Best of Tokyo
Koenji: Tokyo's Vintage Fashion and Live Music District
Koenji is Tokyo's most authentically bohemian neighbourhood, a working-class district in Suginami Ward on the Chuo Line that has been the heartland of the city's vintage fashion, independent music, and countercultural scene since the 1970s. The area around the north and south exits of Koenji Station is dense with vintage clothing shops — over 80 by some counts — ranging from tiny basement stores specialising in 1970s Americana to carefully curated shops presenting vintage as wearable contemporary fashion. The covered arcades around the station are some of the best places in Tokyo to browse second-hand goods at genuinely accessible prices.

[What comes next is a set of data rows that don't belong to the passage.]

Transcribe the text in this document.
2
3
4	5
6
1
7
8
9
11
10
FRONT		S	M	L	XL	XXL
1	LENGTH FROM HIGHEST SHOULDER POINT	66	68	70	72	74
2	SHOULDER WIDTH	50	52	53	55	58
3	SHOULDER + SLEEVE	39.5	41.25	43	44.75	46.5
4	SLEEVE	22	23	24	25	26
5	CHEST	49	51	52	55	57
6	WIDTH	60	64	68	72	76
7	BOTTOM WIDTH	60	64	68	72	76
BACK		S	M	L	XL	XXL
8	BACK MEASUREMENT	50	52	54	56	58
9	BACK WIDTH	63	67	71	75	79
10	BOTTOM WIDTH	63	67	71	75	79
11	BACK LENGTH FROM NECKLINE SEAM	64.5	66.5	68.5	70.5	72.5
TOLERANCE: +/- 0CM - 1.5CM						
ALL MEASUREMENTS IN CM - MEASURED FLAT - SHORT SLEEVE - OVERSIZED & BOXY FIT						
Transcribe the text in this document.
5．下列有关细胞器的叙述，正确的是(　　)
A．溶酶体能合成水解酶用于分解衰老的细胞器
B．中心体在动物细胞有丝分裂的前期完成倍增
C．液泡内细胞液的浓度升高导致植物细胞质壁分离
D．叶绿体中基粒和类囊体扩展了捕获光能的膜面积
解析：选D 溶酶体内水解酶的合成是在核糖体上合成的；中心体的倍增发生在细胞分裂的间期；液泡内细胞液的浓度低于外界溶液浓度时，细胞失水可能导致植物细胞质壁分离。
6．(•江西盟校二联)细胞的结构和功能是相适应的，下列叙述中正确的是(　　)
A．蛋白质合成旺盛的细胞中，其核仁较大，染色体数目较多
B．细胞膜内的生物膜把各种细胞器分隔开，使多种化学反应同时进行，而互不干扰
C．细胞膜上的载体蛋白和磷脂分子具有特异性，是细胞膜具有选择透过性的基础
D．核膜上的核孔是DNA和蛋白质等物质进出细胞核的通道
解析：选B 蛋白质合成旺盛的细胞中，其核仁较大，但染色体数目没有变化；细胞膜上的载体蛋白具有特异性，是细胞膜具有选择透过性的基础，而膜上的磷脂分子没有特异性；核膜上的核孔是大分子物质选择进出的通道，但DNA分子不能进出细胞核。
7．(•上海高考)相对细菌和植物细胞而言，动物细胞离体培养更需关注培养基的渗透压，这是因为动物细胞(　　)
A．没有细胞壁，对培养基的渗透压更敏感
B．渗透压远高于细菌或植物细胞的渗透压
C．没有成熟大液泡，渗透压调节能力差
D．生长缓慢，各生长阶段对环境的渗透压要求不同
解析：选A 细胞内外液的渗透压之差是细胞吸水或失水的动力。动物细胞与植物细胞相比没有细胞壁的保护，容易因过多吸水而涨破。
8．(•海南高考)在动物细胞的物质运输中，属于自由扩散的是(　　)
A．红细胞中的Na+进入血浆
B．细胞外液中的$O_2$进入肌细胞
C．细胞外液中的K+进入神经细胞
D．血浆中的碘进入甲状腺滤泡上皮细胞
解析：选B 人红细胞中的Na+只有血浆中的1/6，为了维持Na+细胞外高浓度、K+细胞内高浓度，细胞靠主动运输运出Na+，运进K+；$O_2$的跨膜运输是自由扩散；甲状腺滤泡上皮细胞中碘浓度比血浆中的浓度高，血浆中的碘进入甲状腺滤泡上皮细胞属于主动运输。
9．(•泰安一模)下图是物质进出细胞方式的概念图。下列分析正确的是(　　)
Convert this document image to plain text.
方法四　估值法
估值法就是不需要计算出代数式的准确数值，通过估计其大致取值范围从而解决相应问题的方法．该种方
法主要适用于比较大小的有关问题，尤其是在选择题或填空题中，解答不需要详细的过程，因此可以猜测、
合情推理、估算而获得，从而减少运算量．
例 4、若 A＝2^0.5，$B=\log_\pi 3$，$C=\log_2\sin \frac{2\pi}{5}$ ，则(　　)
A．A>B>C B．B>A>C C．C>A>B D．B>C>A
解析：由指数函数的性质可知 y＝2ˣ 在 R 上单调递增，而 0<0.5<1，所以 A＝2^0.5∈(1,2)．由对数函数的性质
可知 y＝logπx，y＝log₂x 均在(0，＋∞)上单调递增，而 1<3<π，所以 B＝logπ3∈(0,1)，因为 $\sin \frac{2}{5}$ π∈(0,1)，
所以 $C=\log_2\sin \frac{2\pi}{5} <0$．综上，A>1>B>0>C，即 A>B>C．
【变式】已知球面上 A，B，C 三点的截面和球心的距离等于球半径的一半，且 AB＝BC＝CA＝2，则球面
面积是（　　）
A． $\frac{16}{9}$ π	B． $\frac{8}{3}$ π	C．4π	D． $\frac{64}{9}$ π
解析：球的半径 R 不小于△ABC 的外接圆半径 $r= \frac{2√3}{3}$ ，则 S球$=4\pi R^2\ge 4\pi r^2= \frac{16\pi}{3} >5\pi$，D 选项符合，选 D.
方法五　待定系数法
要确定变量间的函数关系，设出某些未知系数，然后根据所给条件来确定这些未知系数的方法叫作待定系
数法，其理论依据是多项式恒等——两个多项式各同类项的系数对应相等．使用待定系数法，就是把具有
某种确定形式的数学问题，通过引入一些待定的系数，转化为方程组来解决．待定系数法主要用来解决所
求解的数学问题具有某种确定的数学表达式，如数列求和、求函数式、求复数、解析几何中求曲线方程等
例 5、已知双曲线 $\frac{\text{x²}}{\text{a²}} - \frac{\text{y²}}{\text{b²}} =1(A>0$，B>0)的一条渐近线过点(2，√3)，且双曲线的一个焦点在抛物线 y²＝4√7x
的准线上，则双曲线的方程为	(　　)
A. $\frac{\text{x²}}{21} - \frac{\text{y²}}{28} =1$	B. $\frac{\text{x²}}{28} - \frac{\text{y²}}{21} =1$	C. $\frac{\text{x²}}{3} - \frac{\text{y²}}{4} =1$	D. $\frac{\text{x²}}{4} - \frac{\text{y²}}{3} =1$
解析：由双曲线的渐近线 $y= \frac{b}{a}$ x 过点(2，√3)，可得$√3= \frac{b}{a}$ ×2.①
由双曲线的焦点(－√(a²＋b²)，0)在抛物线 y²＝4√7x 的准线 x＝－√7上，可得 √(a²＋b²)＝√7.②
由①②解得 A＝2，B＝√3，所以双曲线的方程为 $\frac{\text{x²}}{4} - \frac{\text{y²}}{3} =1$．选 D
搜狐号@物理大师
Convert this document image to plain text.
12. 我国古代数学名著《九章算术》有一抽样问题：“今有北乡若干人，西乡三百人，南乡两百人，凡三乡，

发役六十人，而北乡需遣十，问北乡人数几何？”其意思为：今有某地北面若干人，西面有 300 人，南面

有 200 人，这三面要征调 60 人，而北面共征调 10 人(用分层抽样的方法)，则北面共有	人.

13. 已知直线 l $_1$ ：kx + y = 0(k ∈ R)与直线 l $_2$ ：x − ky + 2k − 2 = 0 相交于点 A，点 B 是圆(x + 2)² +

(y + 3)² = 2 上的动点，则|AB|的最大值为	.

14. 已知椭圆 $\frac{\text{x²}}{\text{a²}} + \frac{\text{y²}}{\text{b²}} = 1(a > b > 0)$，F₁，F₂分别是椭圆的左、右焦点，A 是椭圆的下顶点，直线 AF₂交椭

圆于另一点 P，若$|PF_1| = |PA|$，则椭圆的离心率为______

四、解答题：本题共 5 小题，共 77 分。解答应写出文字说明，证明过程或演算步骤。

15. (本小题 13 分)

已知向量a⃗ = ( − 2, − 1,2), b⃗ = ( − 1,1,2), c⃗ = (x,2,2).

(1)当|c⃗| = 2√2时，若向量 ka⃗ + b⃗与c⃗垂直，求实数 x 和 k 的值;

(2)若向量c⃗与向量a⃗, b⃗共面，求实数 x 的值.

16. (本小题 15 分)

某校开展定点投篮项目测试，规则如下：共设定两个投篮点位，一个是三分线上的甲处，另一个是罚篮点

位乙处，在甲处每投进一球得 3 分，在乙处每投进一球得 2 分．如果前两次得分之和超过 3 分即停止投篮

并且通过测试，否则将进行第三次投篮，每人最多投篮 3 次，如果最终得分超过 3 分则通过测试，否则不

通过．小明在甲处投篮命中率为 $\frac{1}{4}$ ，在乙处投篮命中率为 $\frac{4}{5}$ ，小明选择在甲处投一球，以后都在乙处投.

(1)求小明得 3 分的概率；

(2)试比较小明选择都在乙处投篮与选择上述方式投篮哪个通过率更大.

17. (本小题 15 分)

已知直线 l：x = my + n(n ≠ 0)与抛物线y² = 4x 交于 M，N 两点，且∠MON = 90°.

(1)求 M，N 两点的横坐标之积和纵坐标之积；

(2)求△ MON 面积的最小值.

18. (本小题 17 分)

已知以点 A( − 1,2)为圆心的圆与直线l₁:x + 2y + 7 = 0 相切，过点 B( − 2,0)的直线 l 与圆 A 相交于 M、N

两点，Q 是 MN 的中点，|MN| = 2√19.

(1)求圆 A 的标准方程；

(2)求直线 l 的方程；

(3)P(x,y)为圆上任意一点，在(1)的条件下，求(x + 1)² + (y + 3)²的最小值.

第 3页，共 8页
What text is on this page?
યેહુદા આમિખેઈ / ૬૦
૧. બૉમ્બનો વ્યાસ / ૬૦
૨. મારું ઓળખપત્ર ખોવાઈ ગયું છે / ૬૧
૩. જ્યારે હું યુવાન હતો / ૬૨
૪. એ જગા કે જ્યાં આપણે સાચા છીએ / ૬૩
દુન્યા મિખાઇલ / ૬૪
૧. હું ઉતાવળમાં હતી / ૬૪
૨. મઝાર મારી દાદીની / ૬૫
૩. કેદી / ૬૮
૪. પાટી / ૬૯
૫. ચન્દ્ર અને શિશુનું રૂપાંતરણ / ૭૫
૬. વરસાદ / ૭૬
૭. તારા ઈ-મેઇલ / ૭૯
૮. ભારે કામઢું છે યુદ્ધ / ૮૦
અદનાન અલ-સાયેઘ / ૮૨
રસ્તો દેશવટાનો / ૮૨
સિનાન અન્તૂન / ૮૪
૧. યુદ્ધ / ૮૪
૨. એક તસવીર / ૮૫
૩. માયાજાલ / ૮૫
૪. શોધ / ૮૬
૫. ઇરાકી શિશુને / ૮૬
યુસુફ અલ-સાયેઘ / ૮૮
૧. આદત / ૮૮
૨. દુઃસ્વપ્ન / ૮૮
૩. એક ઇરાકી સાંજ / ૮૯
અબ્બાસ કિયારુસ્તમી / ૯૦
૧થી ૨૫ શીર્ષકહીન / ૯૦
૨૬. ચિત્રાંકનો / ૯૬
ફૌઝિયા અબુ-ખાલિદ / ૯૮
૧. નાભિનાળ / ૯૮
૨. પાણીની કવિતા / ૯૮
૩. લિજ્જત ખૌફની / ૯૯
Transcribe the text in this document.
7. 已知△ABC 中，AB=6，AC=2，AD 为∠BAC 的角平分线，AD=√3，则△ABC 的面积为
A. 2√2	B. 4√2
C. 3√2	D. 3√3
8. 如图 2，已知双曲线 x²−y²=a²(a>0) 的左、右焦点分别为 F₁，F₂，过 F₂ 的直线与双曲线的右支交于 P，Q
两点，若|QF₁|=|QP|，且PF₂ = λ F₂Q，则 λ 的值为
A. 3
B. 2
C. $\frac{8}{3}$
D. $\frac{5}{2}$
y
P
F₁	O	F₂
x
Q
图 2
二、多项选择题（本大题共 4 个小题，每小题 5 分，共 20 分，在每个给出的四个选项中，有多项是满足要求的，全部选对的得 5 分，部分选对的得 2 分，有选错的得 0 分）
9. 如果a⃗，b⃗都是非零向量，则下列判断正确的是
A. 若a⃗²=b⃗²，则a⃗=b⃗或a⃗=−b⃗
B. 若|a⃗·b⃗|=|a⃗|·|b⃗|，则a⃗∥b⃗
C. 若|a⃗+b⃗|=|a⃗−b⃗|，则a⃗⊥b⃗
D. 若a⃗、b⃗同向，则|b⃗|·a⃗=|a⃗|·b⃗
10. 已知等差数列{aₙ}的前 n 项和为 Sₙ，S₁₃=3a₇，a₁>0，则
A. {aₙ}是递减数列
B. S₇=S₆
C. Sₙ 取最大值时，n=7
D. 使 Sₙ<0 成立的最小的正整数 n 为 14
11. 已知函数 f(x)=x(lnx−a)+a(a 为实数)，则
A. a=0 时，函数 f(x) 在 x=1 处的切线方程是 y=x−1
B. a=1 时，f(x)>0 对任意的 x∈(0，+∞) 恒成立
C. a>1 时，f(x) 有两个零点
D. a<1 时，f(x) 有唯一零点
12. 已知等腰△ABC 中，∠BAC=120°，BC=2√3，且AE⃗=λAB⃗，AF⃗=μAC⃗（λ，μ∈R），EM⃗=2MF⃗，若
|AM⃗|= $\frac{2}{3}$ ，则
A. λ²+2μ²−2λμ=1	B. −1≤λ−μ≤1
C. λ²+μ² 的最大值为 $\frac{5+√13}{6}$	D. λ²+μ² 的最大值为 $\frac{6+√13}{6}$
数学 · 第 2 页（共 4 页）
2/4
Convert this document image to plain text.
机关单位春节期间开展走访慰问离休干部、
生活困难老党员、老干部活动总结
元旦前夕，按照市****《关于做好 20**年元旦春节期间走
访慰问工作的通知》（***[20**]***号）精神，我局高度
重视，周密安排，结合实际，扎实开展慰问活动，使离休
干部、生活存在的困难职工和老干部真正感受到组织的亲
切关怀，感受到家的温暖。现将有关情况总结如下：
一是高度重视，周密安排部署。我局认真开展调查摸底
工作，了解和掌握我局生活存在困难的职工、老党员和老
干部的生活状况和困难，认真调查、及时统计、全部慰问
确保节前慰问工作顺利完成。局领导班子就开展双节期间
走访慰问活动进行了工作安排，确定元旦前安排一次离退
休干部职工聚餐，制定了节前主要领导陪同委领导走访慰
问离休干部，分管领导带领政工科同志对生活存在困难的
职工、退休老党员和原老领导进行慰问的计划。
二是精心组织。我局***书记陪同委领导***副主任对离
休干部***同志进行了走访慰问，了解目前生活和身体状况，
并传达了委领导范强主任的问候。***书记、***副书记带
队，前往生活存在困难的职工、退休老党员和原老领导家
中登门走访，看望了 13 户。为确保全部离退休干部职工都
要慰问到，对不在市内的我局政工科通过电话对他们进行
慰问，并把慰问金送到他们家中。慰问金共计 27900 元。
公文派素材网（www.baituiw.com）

The live music scene in Koenji is central to its identity. The neighbourhood has more live houses (small music venues) per square kilometre than almost anywhere in Tokyo, ranging from basement punk venues to folk clubs to jazz bars. The annual Koenji Awa-Odori festival in late August is one of Tokyo's most spectacular summer festivals, drawing over 10,000 dancers and 500,000 spectators to the streets of the neighbourhood in a display of traditional Tokushima dance forms reimagined in an urban Tokyo setting. Outside festival season, the neighbourhood's bars and izakayas maintain a laid-back atmosphere that feels distinctly different from the more commercial nightlife districts of Shinjuku or Shibuya.
Koenji's culinary scene reflects its counter-cultural character: natural wine bars, vegan cafés, curry specialists, and long-established izakayas run by families who have cooked for the neighbourhood for generations. The area south of the station is particularly dense with interesting independent restaurants and bars. Koenji is about 12 minutes from Shinjuku on the Chuo Line and rewards unhurried exploration — the best discoveries are never on the main streets but in the alleyways and second-floor spaces that define Tokyo's neighbourhood culture at its most authentic.